Religion has become a political weapon, used not to protect life, but to police it. However, most people of faith reject this extremism: 59% of Catholics and 56% of Muslims in the U.S. believe that abortion should be legal in all or most cases. A study from 2014 found that 90% of Unitarian Universalists and 83% of Jews supported abortion. Overwhelmingly, people agree that religion should not dictate private, personal healthcare decisions.
Banning abortion is nothing short of a human rights violation, and a reflection of the same violent systems of control and dehumanization that have defined this country since its founding. Agendas like Project 2025 outline a plan to ban abortion nationwide, restrict contraception, and roll back protections for LGBTQ+ and immigrant communities; an effort rooted in revitalizing a narrow Christian Nationalist view of “traditional” marriage and family.
Within just ten months, 12 of the 31 reproductive health priorities listed in Project 2025 have been completed. And just in the past month, South Carolina considered one of the most extreme abortion bans to date, Texas expanded its “bounty hunter” law, and Louisiana closed its remaining Planned Parenthood clinics while issuing an arrest warrant for a California doctor.

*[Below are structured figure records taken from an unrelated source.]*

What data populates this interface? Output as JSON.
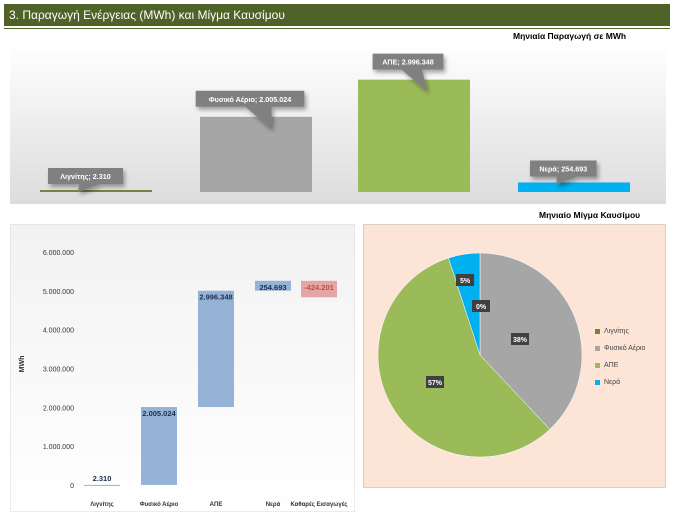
{
  "header": {
    "title": "3. Παραγωγή Ενέργειας (MWh) και Μίγμα Καυσίμου"
  },
  "colors": {
    "header": "#4f6228",
    "lignite": "#7f7f3f",
    "gas": "#a6a6a6",
    "res": "#9bbb59",
    "water": "#00b0f0",
    "waterfall": "#95b3d7",
    "imports": "#e6a5a5",
    "pie_bg": "#fce4d6"
  },
  "chart_data": [
    {
      "type": "bar",
      "title": "Μηνιαία Παραγωγή σε MWh",
      "categories": [
        "Λιγνίτης",
        "Φυσικό Αέριο",
        "ΑΠΕ",
        "Νερά"
      ],
      "values": [
        2310,
        2005024,
        2996348,
        254693
      ],
      "data_labels": [
        "Λιγνίτης; 2.310",
        "Φυσικό Αέριο; 2.005.024",
        "ΑΠΕ; 2.996.348",
        "Νερά; 254.693"
      ],
      "ylim": [
        0,
        3200000
      ],
      "grid": false
    },
    {
      "type": "bar",
      "subtype": "waterfall",
      "ylabel": "MWh",
      "categories": [
        "Λιγνίτης",
        "Φυσικό Αέριο",
        "ΑΠΕ",
        "Νερά",
        "Καθαρές Εισαγωγές"
      ],
      "values": [
        2310,
        2005024,
        2996348,
        254693,
        -424201
      ],
      "data_labels": [
        "2.310",
        "2.005.024",
        "2.996.348",
        "254.693",
        "-424.201"
      ],
      "ylim": [
        0,
        6000000
      ],
      "yticks": [
        "0",
        "1.000.000",
        "2.000.000",
        "3.000.000",
        "4.000.000",
        "5.000.000",
        "6.000.000"
      ],
      "grid": false
    },
    {
      "type": "pie",
      "title": "Μηνιαίο Μίγμα Καυσίμου",
      "categories": [
        "Λιγνίτης",
        "Φυσικό Αέριο",
        "ΑΠΕ",
        "Νερά"
      ],
      "values": [
        0,
        38,
        57,
        5
      ],
      "data_labels": [
        "0%",
        "38%",
        "57%",
        "5%"
      ],
      "legend": "right"
    }
  ]
}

The truth is that abortion has always existed and always will. Across centuries, cultures, and continents, people have ended pregnancies for personal, economic, medical, and deeply human reasons. The earliest known references to abortion appear in the Egyptian Ebers Papyrus (1150 BCE), which describes herbal remedies and suppositories. In ancient Greece and Rome, abortion was viewed as a woman’s right. In the U.S., Indigenous communities have long relied on medicinal plants to support reproductive health at every stage; to them, abortion is both a cultural and religious right. During slavery, Black midwives, often regarded as spiritual healers, provided prenatal, birth and postpartum care, including abortions, as a form of resistance against the forced reproduction of enslaved people. In recent years, “Green Wave” activists in Latin America have led a transnational grassroots movement fighting for safe, legal abortion access in Mexico, Argentina, and Colombia; and successfully shifted the public narrative to reframe restrictions as a form of gender-based violence.
Whether she knows it or not, my grandma is a part of a long legacy of care and resistance. This year, she turned 95. But when she was my age she immigrated to the U.S. from Chile, leaving a conservative, Catholic country to build a new life in New York. For my grandma, caring for someone in their most vulnerable moment was an act of love, but it was also a challenge to the systems that have sought to control our bodies. Nearly half a century later, I live in the same city, working in reproductive justice, carrying a torch I had no idea she once held. Her story is a reminder that progress isn’t linear, and each generation carries the fight in its own way. As Chilean poet Pablo Neruda wrote, “They can cut all the flowers, but they cannot stop the spring.”